3. Solutions that disrupt business and information flow due to automated access restrictions.
4. Solutions filled with components that many customers pay for but never use.
Ideally, next generation loss prevention technologies would address the majority of issues companies face today by:
1. Utilizing as much cloud-based infrastructure needed and eliminating on premise elements as much as possible.
2. Requiring minimal headcount to maintain and monitor.
3. Leveraging existing rules and policies without the need to recreate or redesign new ones.
4. Providing insight and reporting against information at risk without disrupting business.
5. Addressing critical channels for data in motion such as email and for data at rest such as files and documents where ever they reside.
6. Significantly lowering overall cost, while providing equivalent or better coverage on critical areas.

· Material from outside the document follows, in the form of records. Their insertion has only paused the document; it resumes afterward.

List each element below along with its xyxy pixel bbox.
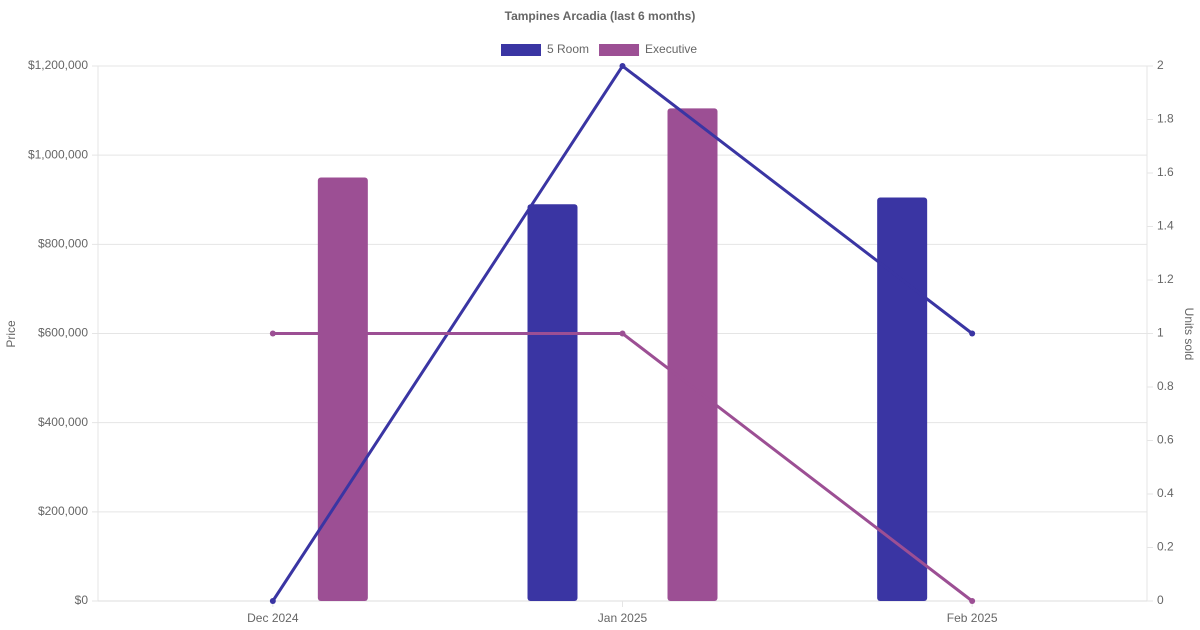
point: [619, 63, 626, 69]
legend-swatch: [501, 44, 541, 56]
y-tick-label: $200,000: [38, 504, 88, 518]
legend-swatch: [599, 44, 640, 56]
point: [619, 330, 626, 337]
y2-tick-label: 0: [1157, 593, 1164, 607]
legend-label: 5 Room: [547, 42, 589, 56]
y2-tick-label: 0.2: [1157, 540, 1174, 554]
y2-tick-label: 0.4: [1157, 486, 1174, 500]
x-tick-label: Dec 2024: [247, 611, 299, 625]
y2-tick-label: 1.2: [1157, 272, 1174, 286]
y-tick-label: $1,000,000: [28, 147, 88, 161]
y2-axis-title: Units sold: [1182, 308, 1196, 361]
y2-tick-label: 1.4: [1157, 219, 1174, 233]
y-tick-label: $1,200,000: [28, 58, 88, 72]
y-tick-label: $0: [75, 593, 89, 607]
y2-tick-label: 2: [1157, 58, 1164, 72]
chart-title: Tampines Arcadia (last 6 months): [505, 9, 696, 23]
y-tick-label: $400,000: [38, 415, 88, 429]
y2-tick-label: 0.6: [1157, 433, 1174, 447]
x-tick-label: Feb 2025: [947, 611, 998, 625]
point: [269, 598, 276, 604]
bar: [527, 204, 578, 602]
y2-tick-label: 1.8: [1157, 112, 1174, 126]
y-tick-label: $600,000: [38, 326, 88, 340]
bar: [317, 177, 368, 602]
y-tick-label: $800,000: [38, 237, 88, 251]
legend-label: Executive: [645, 42, 697, 56]
y2-tick-label: 0.8: [1157, 379, 1174, 393]
bar: [667, 108, 718, 602]
point: [969, 330, 976, 337]
y2-tick-label: 1: [1157, 326, 1164, 340]
x-tick-label: Jan 2025: [598, 611, 648, 625]
point: [969, 598, 976, 604]
y2-tick-label: 1.6: [1157, 165, 1174, 179]
bar: [877, 197, 928, 602]
point: [269, 330, 276, 337]
y-axis-title: Price: [4, 320, 18, 348]
line: [272, 332, 974, 603]
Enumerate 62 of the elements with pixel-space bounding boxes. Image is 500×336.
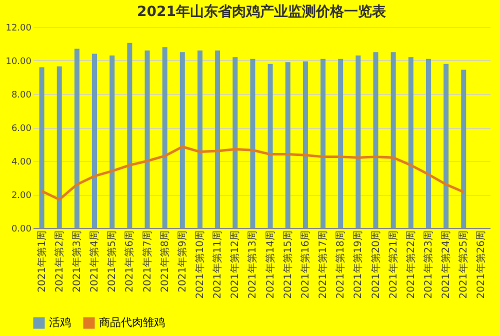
bar [215, 50, 220, 228]
bar [285, 62, 290, 228]
x-tick-label: 2021年第3周 [70, 230, 83, 292]
x-tick-label: 2021年第10周 [194, 230, 206, 299]
x-tick-label: 2021年第18周 [334, 230, 347, 299]
x-tick-label: 2021年第23周 [422, 230, 434, 299]
x-tick-label: 2021年第9周 [176, 230, 188, 292]
bar [302, 61, 308, 228]
y-tick-label: 6.00 [11, 124, 32, 134]
x-tick-label: 2021年第1周 [36, 230, 48, 292]
x-tick-label: 2021年第21周 [387, 230, 400, 299]
bar [250, 58, 256, 228]
x-tick-label: 2021年第24周 [440, 230, 452, 299]
y-tick-label: 0.00 [11, 224, 32, 234]
bar [127, 42, 132, 228]
bar [373, 52, 378, 228]
bar [197, 50, 202, 228]
line-series [40, 146, 465, 201]
x-tick-label: 2021年第8周 [158, 230, 171, 292]
y-tick-label: 8.00 [11, 90, 32, 100]
x-tick-label: 2021年第19周 [352, 230, 364, 299]
y-tick-label: 10.00 [6, 57, 32, 67]
bar [426, 58, 431, 228]
y-tick-label: 2.00 [11, 191, 32, 201]
x-tick-label: 2021年第15周 [282, 230, 294, 299]
x-tick-label: 2021年第20周 [370, 230, 382, 299]
bar [56, 66, 62, 228]
x-tick-label: 2021年第7周 [141, 230, 154, 292]
legend-label: 商品代肉雏鸡 [99, 316, 165, 329]
bar [92, 54, 98, 228]
x-tick-label: 2021年第13周 [246, 230, 259, 299]
bar [180, 52, 185, 228]
x-tick-label: 2021年第16周 [299, 230, 312, 299]
bar [461, 70, 466, 228]
bar [268, 64, 273, 228]
bar [110, 55, 115, 228]
bar [408, 57, 414, 228]
x-tick-label: 2021年第17周 [317, 230, 330, 299]
bar [162, 47, 168, 228]
chart-title: 2021年山东省肉鸡产业监测价格一览表 [137, 3, 387, 20]
bar [356, 55, 361, 228]
x-tick-label: 2021年第14周 [264, 230, 276, 299]
bar [144, 50, 150, 228]
x-tick-label: 2021年第11周 [212, 230, 224, 299]
y-tick-label: 4.00 [11, 158, 32, 168]
x-tick-label: 2021年第5周 [106, 230, 118, 292]
bar [444, 64, 449, 228]
legend-label: 活鸡 [49, 316, 71, 329]
bar [39, 67, 44, 228]
x-tick-label: 2021年第25周 [458, 230, 470, 299]
x-tick-label: 2021年第12周 [229, 230, 242, 299]
x-tick-label: 2021年第4周 [88, 230, 101, 292]
bar [320, 58, 326, 228]
bar [390, 52, 396, 228]
x-tick-label: 2021年第22周 [404, 230, 417, 299]
x-tick-label: 2021年第6周 [124, 230, 136, 292]
x-tick-label: 2021年第26周 [475, 230, 488, 299]
x-tick-label: 2021年第2周 [53, 230, 66, 292]
bar [74, 48, 80, 228]
bar [232, 57, 238, 228]
y-tick-label: 12.00 [6, 24, 32, 34]
bar [338, 58, 344, 228]
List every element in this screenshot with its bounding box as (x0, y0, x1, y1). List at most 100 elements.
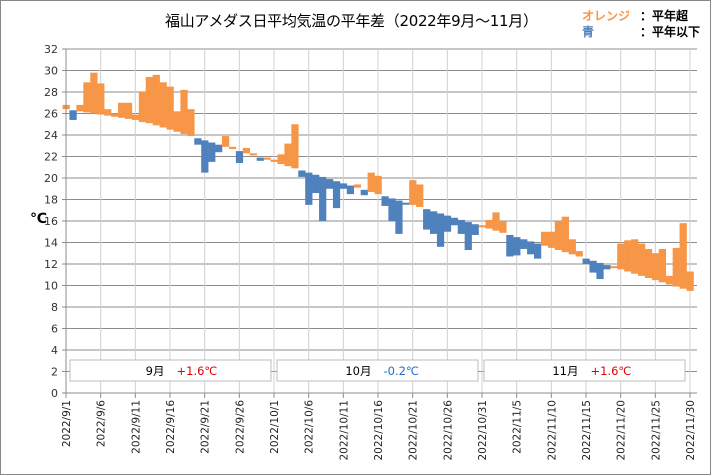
x-tick-label: 2022/11/20 (616, 400, 628, 461)
bar-above-normal (561, 216, 569, 253)
bar-above-normal (145, 76, 153, 124)
y-tick-label: 12 (44, 258, 58, 271)
bar-below-normal (582, 258, 590, 264)
bar-above-normal (291, 124, 299, 169)
bar-above-normal (568, 239, 576, 255)
bars (62, 72, 694, 291)
month-anomaly-value: +1.6℃ (591, 364, 632, 378)
bar-below-normal (346, 185, 355, 195)
month-label: 11月 (552, 364, 578, 378)
bar-below-normal (513, 237, 521, 256)
bar-above-normal (575, 251, 583, 257)
x-tick-label: 2022/9/6 (96, 400, 108, 447)
bar-below-normal (464, 222, 472, 251)
bar-above-normal (374, 175, 382, 195)
bar-below-normal (596, 262, 604, 280)
bar-above-normal (270, 159, 278, 162)
y-tick-label: 28 (44, 86, 58, 99)
bar-above-normal (679, 223, 687, 289)
bar-above-normal (166, 86, 174, 130)
x-tick-label: 2022/10/1 (269, 400, 281, 454)
bar-below-normal (298, 170, 306, 177)
x-tick-label: 2022/11/30 (685, 400, 697, 461)
y-tick-label: 14 (44, 237, 58, 250)
bar-below-normal (430, 211, 438, 234)
bar-above-normal (187, 109, 195, 137)
bar-below-normal (436, 213, 445, 247)
y-tick-label: 4 (51, 344, 58, 357)
bar-above-normal (485, 219, 493, 229)
bar-above-normal (658, 248, 667, 283)
x-tick-label: 2022/10/16 (373, 400, 385, 461)
legend-above-key: オレンジ (582, 9, 631, 23)
y-axis-label: ℃ (30, 211, 47, 227)
bar-below-normal (534, 243, 542, 259)
bar-above-normal (180, 89, 188, 134)
bar-below-normal (471, 224, 479, 235)
bar-below-normal (256, 157, 264, 161)
legend-below-label: ：平年以下 (640, 25, 701, 39)
bar-below-normal (527, 241, 535, 255)
legend-above: オレンジ ：平年超 (582, 8, 700, 24)
bar-above-normal (547, 231, 556, 248)
monthly-anomaly-boxes: 9月 +1.6℃ 10月 -0.2℃ 11月 +1.6℃ (69, 359, 686, 382)
bar-below-normal (215, 144, 223, 153)
bar-below-normal (443, 215, 452, 232)
bar-above-normal (478, 225, 486, 228)
bar-above-normal (138, 92, 147, 123)
bar-above-normal (152, 74, 160, 126)
bar-above-normal (651, 253, 660, 281)
bar-above-normal (644, 248, 653, 278)
bar-above-normal (124, 102, 133, 119)
bar-above-normal (76, 104, 84, 112)
month-label: 9月 (146, 364, 165, 378)
bar-above-normal (284, 143, 292, 167)
month-anomaly-box (276, 359, 479, 382)
bar-above-normal (173, 111, 181, 132)
x-tick-label: 2022/10/11 (338, 400, 350, 461)
x-tick-label: 2022/10/26 (442, 400, 454, 461)
bar-above-normal (353, 184, 361, 188)
bar-above-normal (263, 157, 271, 160)
bar-below-normal (69, 110, 77, 120)
bar-below-normal (381, 196, 389, 206)
y-tick-label: 20 (44, 172, 58, 185)
y-tick-label: 22 (44, 151, 58, 164)
bar-above-normal (277, 154, 285, 165)
y-tick-label: 32 (44, 43, 58, 56)
bar-below-normal (208, 142, 216, 162)
y-tick-label: 8 (51, 301, 58, 314)
bar-above-normal (686, 271, 694, 291)
bar-below-normal (235, 151, 244, 163)
bar-below-normal (423, 209, 431, 230)
bar-below-normal (201, 140, 209, 173)
bar-above-normal (222, 136, 230, 147)
legend-above-label: ：平年超 (640, 9, 689, 23)
x-tick-label: 2022/10/31 (477, 400, 489, 461)
x-tick-label: 2022/11/10 (546, 400, 558, 461)
bar-below-normal (402, 202, 410, 205)
bar-below-normal (388, 198, 396, 221)
bar-below-normal (589, 260, 597, 273)
y-tick-label: 2 (51, 366, 58, 379)
bar-above-normal (83, 82, 91, 113)
y-tick-label: 18 (44, 194, 58, 207)
bar-above-normal (97, 83, 105, 115)
bar-above-normal (159, 82, 167, 128)
bar-above-normal (672, 247, 680, 287)
month-anomaly-box (483, 359, 686, 382)
bar-below-normal (360, 189, 368, 196)
x-tick-label: 2022/9/11 (130, 400, 142, 454)
chart-title: 福山アメダス日平均気温の平年差（2022年9月～11月） (165, 12, 538, 30)
bar-above-normal (665, 275, 673, 285)
bar-above-normal (118, 102, 126, 118)
bar-below-normal (339, 183, 348, 189)
y-tick-label: 6 (51, 323, 58, 336)
month-anomaly-value: +1.6℃ (177, 364, 218, 378)
y-tick-label: 0 (51, 387, 58, 400)
bar-above-normal (499, 221, 507, 233)
legend: オレンジ ：平年超 青 ：平年以下 (582, 8, 700, 40)
bar-below-normal (603, 265, 611, 270)
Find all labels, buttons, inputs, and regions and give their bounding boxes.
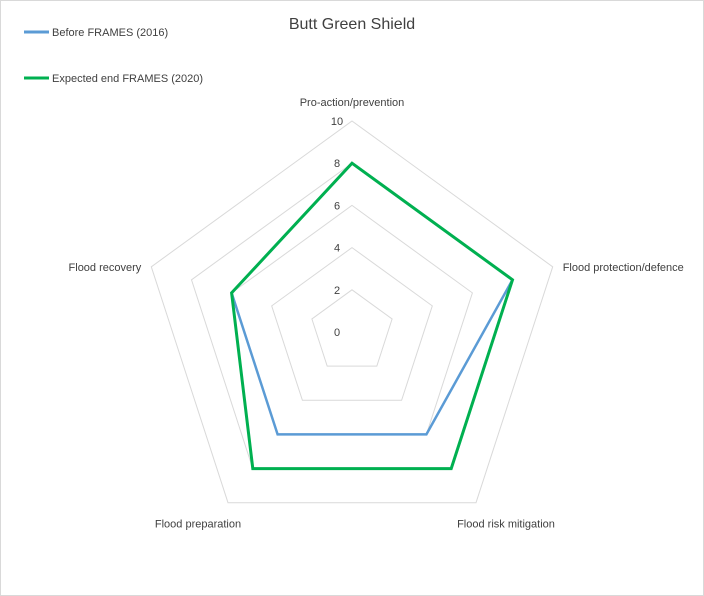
tick-label-4: 4 — [334, 243, 340, 255]
axis-label-0: Pro-action/prevention — [300, 97, 405, 109]
grid-ring-10 — [150, 120, 554, 504]
grid-ring-4 — [271, 246, 433, 401]
legend-label-before: Before FRAMES (2016) — [52, 27, 168, 39]
tick-label-0: 0 — [334, 327, 340, 339]
tick-label-10: 10 — [331, 116, 343, 128]
radial-tick-labels: 0 2 4 6 8 10 — [331, 116, 343, 339]
series-lines — [230, 161, 515, 471]
legend-item-expected[interactable]: Expected end FRAMES (2020) — [24, 73, 203, 85]
grid-ring-2 — [311, 289, 393, 367]
axis-label-1: Flood protection/defence — [563, 262, 684, 274]
tick-label-6: 6 — [334, 200, 340, 212]
tick-label-2: 2 — [334, 285, 340, 297]
series-line-1 — [230, 161, 515, 471]
axis-label-2: Flood risk mitigation — [457, 519, 555, 531]
tick-label-8: 8 — [334, 158, 340, 170]
legend: Before FRAMES (2016) Expected end FRAMES… — [24, 27, 203, 85]
legend-label-expected: Expected end FRAMES (2020) — [52, 73, 203, 85]
axis-label-4: Flood recovery — [69, 262, 142, 274]
axis-labels: Pro-action/prevention Flood protection/de… — [69, 97, 684, 531]
axis-label-3: Flood preparation — [155, 519, 241, 531]
radar-grid — [150, 120, 554, 504]
chart-title: Butt Green Shield — [289, 16, 415, 33]
legend-item-before[interactable]: Before FRAMES (2016) — [24, 27, 168, 39]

Customers grow tired of addressing privacy and security issues with dated technologies and architectures that are costly across multiple axes. They seek a next generation solution, one that leverages the latest architectures and techniques to provide a solution that is simpler to manage and easier and more cost effective to deploy.
- Stephen Chan
Stephen leads products for the Information Governance team at Proofpoint. Successfully merging 15 years of expertise in the areas of e-discovery, compliance, and records management together with their most relevant technologies, Stephen drives thought leadership in the industry, advising the SEC and Global 1,000 organizations. Prior to Proofpoint, Stephen was co-founder of several enterprise and consumer software firms, served as primary investigator on two government funded research projects, and has been published in over twenty magazines and books. Stephen is a graduate of UC Davis and Harvard University.